What are the success rates of ACL surgery?

The reported success rates of ACL surgery in our country and worldwide range between 80% and 90%. However, in some patients (10-20%), satisfactory results may not be achieved due to technical issues, new injuries, or the newly implanted tissue not maturing and strengthening as a new ligament. In some of these cases, revision surgery may be necessary. The factors that significantly affect the success of the surgery are the surgeon’s interest, experience, and the postoperative rehabilitation program applied. Therefore, in almost every patient, appropriate rehabilitation program and ACL exercises should be initiated after the surgery.

What are the possible complications after surgery?

Deep vein thrombosis: It is the formation of a blockage in the deep veins of the leg. There is a risk of occurrence after any surgery related to the lower extremity, and prolonged surgery, genetic predisposition, and advanced age increase the risk. To minimize this risk, all patients receive short- or long-term anticoagulant medication, known as blood thinners, according to their individual risk profile after the surgery. They are also provided with anti-emb

olism stockings, and early mobilization is encouraged.

Infection: Although infection is very rare in arthroscopic cases, it can occur. Just like in any open surgeries, extreme attention to sterility is required in these operations. To further reduce the risk of infection, antibiotic prophylaxis should be used. In some cases, a short course of antibiotics may be prescribed after the surgery, at the discretion of the physician.

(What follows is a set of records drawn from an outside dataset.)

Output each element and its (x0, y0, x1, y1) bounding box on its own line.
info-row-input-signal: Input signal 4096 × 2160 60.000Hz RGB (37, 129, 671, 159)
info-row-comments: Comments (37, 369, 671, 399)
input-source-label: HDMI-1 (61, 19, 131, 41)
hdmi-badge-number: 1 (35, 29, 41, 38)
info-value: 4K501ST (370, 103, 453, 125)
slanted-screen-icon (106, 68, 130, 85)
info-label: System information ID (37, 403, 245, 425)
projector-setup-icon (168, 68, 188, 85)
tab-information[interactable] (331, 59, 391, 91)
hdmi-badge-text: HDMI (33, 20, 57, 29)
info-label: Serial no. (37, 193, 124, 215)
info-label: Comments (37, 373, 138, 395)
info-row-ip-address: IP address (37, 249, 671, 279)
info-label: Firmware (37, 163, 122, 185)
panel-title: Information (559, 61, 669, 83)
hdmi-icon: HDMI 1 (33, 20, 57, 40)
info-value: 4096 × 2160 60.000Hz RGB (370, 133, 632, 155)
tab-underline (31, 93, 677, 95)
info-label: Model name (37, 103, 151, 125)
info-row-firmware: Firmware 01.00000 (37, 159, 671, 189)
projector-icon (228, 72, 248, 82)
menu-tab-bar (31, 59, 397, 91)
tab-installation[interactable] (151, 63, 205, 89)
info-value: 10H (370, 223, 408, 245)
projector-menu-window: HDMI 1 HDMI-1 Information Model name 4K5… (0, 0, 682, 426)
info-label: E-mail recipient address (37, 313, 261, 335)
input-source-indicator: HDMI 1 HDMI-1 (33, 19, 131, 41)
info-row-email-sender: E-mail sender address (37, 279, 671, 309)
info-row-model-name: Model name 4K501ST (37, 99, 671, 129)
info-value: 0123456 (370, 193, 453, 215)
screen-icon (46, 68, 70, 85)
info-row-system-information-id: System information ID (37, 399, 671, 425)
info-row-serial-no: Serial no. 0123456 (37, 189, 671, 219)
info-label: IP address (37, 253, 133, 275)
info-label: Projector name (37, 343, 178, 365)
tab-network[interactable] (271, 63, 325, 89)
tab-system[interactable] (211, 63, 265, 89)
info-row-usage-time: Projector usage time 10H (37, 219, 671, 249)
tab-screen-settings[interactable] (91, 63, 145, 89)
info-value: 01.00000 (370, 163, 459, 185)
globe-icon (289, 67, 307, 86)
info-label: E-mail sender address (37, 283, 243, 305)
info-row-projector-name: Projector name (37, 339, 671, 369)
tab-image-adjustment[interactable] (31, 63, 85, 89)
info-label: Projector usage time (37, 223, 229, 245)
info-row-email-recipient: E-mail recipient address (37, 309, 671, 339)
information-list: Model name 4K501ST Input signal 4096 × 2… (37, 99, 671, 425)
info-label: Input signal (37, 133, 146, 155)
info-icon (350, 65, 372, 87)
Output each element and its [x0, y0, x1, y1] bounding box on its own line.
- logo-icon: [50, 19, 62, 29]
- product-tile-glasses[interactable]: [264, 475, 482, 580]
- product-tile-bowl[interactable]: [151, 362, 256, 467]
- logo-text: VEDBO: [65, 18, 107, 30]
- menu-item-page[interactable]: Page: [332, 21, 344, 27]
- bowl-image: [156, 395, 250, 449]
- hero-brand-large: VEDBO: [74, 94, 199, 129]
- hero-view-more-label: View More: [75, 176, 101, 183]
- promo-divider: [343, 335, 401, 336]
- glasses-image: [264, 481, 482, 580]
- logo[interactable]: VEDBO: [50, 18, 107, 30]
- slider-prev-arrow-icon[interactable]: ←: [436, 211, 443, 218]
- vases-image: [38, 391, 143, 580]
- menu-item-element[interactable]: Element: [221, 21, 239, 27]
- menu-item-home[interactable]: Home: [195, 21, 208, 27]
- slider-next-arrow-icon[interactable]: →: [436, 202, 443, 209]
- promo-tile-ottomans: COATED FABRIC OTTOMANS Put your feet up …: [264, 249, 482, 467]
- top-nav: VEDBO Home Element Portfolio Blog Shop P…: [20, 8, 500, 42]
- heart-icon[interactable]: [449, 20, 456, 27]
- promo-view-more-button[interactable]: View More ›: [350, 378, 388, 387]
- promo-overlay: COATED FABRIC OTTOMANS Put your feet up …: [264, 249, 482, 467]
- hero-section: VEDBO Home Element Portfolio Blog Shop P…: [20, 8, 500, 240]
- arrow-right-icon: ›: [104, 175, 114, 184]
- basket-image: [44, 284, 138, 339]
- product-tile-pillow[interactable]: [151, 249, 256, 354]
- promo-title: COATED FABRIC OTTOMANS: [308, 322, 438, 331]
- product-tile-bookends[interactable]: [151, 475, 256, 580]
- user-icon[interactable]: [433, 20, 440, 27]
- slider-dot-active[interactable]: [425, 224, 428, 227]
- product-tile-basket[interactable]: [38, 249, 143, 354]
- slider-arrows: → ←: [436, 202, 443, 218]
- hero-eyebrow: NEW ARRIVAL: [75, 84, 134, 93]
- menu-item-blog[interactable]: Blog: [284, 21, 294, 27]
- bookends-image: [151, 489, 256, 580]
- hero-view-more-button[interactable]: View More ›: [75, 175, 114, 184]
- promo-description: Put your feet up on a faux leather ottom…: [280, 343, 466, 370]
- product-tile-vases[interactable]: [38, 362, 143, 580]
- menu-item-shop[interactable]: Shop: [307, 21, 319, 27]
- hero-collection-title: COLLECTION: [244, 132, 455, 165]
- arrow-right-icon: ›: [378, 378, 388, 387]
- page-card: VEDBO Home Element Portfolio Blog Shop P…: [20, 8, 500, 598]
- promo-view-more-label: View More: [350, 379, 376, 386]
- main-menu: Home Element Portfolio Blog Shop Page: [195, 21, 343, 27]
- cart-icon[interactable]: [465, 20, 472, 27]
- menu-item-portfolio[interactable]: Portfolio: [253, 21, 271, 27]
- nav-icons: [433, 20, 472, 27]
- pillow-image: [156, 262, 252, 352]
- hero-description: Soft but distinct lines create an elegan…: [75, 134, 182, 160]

Joint Stiffness: The risk of developing joint stiffness after arthroscopic cases is very low. However, if ACL surgery is performed after the first 3 weeks of knee injury, this risk may slightly increase. Early mobilization after surgery helps to reduce this risk.

Graft Impingement: If the location of the bone tunnels created during ACL surgery is not appropriate, the implanted ligament may get impinged within the knee during movements, causing restricted motion, pain, and swelling. This risk is minimized with the surgeon’s experience. When graft impingement is diagnosed, revision surgery is often necessary.